Is record searching hard to do?
I've been to extremely modern courthouses and I've also been to a few that seem to be stuck in time. And you can't judge a book by its cover either. In my hometown we have the original courthouse. It's gorgeous and over 100 years old. Yet, when I needed to find a record for my Mom in there, it was all computerized and very easy to search. I've also lived in a town, that I've had to look up records in large volume books. Literally these huge books organized by record type, year, county etc. Obviously clicking away on a computer can make researching must faster, but there are still courthouses across the country that either don't have records digitized or maybe only a portion digitized.
Public records are just that. Public. So you are allowed to review them. The only stipulation is that you'll need to view them during the operating hours of the courthouse. This is usually 9am to 5pm. Courthouses can seem a bit ominous at first. I feel this way almost every time I go into a federal building of some sort. But remember, you're allowed to be there. You're allowed to review records. And most government workers, if not all in the courthouse you're in are happy to help you if you need it. At the very least, they can point you in the right direction.
Will I have to go all over the state to different courthouses?
Typically, you're going to cover courthouses in your area. And when I say area — I'm talking your county and maybe other surrounding counties. Driving 50 miles out of your area to make $16 for two hours of research makes no sense. The cost of gas will eat your profits and then some. Usually it's your immediate area and “reasonable” outlying areas. I'd personally discuss travel expenses upfront and ask what's expected and what are they willing to cover. You might be able to work out stipends for longer trips or mileage reimbursement at the very minimum.
These are the kinds of details to ask about before accepting a position. You want to be comfortable with the expectations and understand the territory you're covering.
Staying focused and accomplishing your research tasks.
Think library. You'll be doing your research in typically quiet rooms. This is great, because you don't want to be distracted from accomplishing your research. The same goes for other people in the room — they don't want to be distracted or listen to noise either. Be polite and respect the other individuals trying to get their work done too. This can range from attorneys to real estate agents to just the general public.

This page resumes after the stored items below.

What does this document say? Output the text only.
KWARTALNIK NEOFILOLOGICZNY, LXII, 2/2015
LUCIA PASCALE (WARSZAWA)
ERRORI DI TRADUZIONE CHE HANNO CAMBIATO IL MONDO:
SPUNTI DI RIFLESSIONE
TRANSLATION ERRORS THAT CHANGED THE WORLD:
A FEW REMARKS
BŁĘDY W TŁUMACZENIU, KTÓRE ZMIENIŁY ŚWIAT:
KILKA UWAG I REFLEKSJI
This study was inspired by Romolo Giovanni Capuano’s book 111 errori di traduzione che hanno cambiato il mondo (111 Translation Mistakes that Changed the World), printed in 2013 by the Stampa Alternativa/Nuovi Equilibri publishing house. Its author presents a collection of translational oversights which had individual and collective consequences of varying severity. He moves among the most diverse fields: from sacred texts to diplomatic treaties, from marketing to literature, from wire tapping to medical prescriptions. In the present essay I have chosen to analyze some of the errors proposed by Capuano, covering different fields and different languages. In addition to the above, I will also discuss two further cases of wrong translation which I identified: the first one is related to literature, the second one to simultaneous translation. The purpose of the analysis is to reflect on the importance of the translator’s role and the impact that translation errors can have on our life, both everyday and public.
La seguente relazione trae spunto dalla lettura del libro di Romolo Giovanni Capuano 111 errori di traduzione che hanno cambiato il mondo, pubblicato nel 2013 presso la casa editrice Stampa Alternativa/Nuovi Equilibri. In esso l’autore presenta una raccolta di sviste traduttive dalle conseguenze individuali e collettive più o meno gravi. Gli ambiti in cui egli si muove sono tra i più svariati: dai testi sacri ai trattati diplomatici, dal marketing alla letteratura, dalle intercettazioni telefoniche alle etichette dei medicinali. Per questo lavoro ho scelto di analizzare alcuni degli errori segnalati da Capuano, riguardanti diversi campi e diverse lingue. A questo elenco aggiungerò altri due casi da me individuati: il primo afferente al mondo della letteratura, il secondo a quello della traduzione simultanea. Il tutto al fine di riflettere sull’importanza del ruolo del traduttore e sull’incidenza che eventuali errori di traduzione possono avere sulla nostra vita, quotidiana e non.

This goes without saying, but bringing a crying baby or your three restless kids is probably not going to be conducive for this type of work. There's no rule that states NO CHILDREN — but it could prove to make your research much harder and slower.
Who hires courthouse researchers?
Below you'll find the places that I have found that hire researchers. A few companies I have done reviews on and you can check out those reviews as well.
Accurate Background – Many positions are for confirming employment backgrounds using phone, fax, email and the internet. You'll need to do a search for”research” job openings on their job search page.
Information Technologies – Court Abstractors/Data Collectors in various regions around the nation — 1099/independent contractor.
Jelly Bean Services – Research mortgages, marriage records, tax liens, judgments, divorces, and more. Cell phone and laptop highly recommended.
Of course, I am always wanting to hear from others. If you've done courthouse research, share your comments below.
I Like the Idea of Getting Out and About for Work – But Maybe Not Courthouse Research – Any Other Ideas for Me?
I'm like you, I like getting out of the house. It's why I love doing Avon. With that in mind, here are some suggestions below:
Direct Sales – Though Avon might not be your perfect fit — there are literally hundreds of companies to choose from.
Uber Driver – I actually worked in Uber's former remote customer support division. I've never been a driver, but conversed with many happy drivers every day loving what they do.
UberEats – Delivering food, not people.
Merchandising – Everything from greeting cards to candy to other promotional set-ups. I've got a few greeting card companies listed.
Mystery Shopping – Food, retail… even car shops! Many companies are looking for mystery shoppers.